Album Review: Avey Tare – 7s

[Domino; 2023]

For over 20 years, Avey Tare has been the principal songwriter and musician in Animal Collective, a unit with a pool of talent great enough to spill over into consistently worthy individual work. If the band’s latest effort, 2022’s Time Skiffs, was borne of sessions and touring that started in 2019 (pre-Covid, as it were), 7s is Avey Tare’s pandemic project. Recorded largely between 2020-2021, 7s reflects the artist’s neverending musical pursuit as it took place in a time without live music. Avey spent time in his Asheville home creating skeletal demos for 7s in 2020, and then took them to a recording studio in 2021 where they were fleshed out. 

Opener “Invisible Darlings” can be seen as a tribute to the essential workers of the pandemic, bright in both its appreciative lyrics (“Let’s talk about our invisible darlings / Who probably think they haven’t been seen all year…”) and light piano rolls (a characteristically Animal Collective-y video also portrays the song’s vital subjects as sun-faced visitors). It’s a nice tribute, and the first of many songs that cast 7s as a pandemic journal, full of the artist’s reflective musings from a time when he and the rest of us had little else to do but think. “The Musical” has an outro that finds Avey contemplating how one even finds themselves as a professional musician: “Alone in a field I wonder how it is explained / That a person comes into the field of making sounds and putting them together…”

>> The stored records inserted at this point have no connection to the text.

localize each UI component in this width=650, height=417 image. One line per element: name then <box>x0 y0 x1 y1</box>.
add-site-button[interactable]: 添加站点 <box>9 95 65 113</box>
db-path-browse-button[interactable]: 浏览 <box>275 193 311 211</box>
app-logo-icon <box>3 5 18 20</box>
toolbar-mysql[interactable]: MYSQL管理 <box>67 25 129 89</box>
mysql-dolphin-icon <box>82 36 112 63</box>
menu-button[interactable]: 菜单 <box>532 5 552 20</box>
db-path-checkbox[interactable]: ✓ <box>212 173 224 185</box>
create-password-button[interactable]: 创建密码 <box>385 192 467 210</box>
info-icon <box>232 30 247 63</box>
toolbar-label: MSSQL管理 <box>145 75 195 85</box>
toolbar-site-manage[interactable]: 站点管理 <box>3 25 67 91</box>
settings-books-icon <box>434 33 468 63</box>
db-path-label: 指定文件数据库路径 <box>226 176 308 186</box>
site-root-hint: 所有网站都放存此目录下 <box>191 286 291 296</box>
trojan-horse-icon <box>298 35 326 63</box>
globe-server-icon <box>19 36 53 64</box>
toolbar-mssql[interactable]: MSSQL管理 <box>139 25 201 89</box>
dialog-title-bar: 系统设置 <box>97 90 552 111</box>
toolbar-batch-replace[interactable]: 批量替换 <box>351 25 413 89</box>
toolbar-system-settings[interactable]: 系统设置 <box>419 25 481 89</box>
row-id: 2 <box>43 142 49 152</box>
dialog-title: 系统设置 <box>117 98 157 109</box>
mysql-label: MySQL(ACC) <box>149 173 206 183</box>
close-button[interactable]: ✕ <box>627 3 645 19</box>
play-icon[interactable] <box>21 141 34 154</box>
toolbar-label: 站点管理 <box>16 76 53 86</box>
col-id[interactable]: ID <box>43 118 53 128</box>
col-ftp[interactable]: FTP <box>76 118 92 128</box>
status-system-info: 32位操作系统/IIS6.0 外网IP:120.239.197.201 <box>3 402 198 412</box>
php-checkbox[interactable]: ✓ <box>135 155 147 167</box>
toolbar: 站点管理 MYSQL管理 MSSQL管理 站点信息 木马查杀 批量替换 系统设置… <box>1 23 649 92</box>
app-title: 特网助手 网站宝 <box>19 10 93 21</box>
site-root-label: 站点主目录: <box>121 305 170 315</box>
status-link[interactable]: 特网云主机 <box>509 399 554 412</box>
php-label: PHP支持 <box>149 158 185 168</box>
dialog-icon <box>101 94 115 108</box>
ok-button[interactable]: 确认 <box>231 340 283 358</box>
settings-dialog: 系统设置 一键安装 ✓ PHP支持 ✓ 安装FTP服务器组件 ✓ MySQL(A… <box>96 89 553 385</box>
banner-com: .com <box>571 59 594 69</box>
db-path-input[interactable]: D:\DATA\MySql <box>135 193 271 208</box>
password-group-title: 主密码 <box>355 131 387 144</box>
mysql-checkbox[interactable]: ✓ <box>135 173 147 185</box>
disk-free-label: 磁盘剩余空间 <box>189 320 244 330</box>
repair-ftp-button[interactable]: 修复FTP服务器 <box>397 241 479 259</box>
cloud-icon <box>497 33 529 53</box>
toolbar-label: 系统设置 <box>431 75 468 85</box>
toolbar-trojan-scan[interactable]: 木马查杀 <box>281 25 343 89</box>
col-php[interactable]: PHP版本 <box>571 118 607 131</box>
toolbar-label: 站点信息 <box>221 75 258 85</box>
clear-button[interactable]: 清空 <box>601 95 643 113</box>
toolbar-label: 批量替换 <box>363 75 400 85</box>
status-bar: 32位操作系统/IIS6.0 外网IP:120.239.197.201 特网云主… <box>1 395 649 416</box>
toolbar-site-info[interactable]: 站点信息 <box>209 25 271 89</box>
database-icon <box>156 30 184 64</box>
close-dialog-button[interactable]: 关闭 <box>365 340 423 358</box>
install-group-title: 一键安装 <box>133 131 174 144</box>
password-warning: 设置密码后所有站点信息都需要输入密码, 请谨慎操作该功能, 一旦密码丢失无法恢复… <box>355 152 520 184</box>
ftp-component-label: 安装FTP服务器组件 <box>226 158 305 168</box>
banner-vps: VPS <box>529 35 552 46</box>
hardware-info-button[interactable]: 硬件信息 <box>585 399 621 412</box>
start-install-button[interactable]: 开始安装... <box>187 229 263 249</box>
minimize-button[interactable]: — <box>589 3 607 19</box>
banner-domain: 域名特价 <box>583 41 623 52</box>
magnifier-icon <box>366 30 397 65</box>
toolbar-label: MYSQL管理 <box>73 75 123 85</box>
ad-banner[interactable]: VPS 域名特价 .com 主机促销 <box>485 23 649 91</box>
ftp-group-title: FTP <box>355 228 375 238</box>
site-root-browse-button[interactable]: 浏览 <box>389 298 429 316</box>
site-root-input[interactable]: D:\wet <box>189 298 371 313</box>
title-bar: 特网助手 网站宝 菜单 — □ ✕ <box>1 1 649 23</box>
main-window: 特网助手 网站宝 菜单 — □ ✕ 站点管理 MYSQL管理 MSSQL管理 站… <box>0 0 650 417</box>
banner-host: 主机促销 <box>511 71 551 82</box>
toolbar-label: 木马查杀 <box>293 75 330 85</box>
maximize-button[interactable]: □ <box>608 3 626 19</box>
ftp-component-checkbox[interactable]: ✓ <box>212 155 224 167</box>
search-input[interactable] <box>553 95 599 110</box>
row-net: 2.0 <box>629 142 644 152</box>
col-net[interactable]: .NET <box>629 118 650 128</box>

Ruminating is not new to Avey Tare’s catalog. Eucalyptus, his 2017 album, was sublime in its quiet, folky musings. That album’s follow-up Cows On Hourglass Pond, from 2019, was also contemplative, but injected with more juice, like on the riveting closer “HORS_”. 7s exists somewhere in between. It certainly has a more present percussive beat than Eucalyptus, however its compositions are allowed to stretch out, with five out of seven tracks here passing the five-minute mark (only two of Cows’ 10 tracks did such). This approach lends 7s‘ centerpiece “Hey Bog” an epic effect, building slowly in tempo. It takes over four minutes for Avey’s voice to enter, but when it does the results are riveting, the pace of the track livened by rickety drums and sun-drenched guitars. 

The nearly nine-minute “Sweeper’s Grin” retains the hazy, searching qualities of classic AnCo songs like “Visiting Friends” or one of the longer tracks on Campfire Songs. Building in echoes, the track nearly folds in on itself, but in its final minute strips down to a recording of flowing water. It sticks the landing. “Neurons” then adds a metallic bounce not unlike the sounds and rhythms found on AnCo’s 2013 album Centipede Hz.

If “Invisible Darlings” opens 7s with a note of brightness, “Cloud Stop Rest Start” ends the album in a more uneasy place. A shaky melody resounds from the song’s rhythm guitar, while effects lurk underneath. Avey is right to thank our essential workers, but at the same time knows that our problems aren’t over. Instead of providing a clean resolution, he concludes with a question: “Oh, American stranger, is it always like this / Losing things to spikes in the ups and downs?”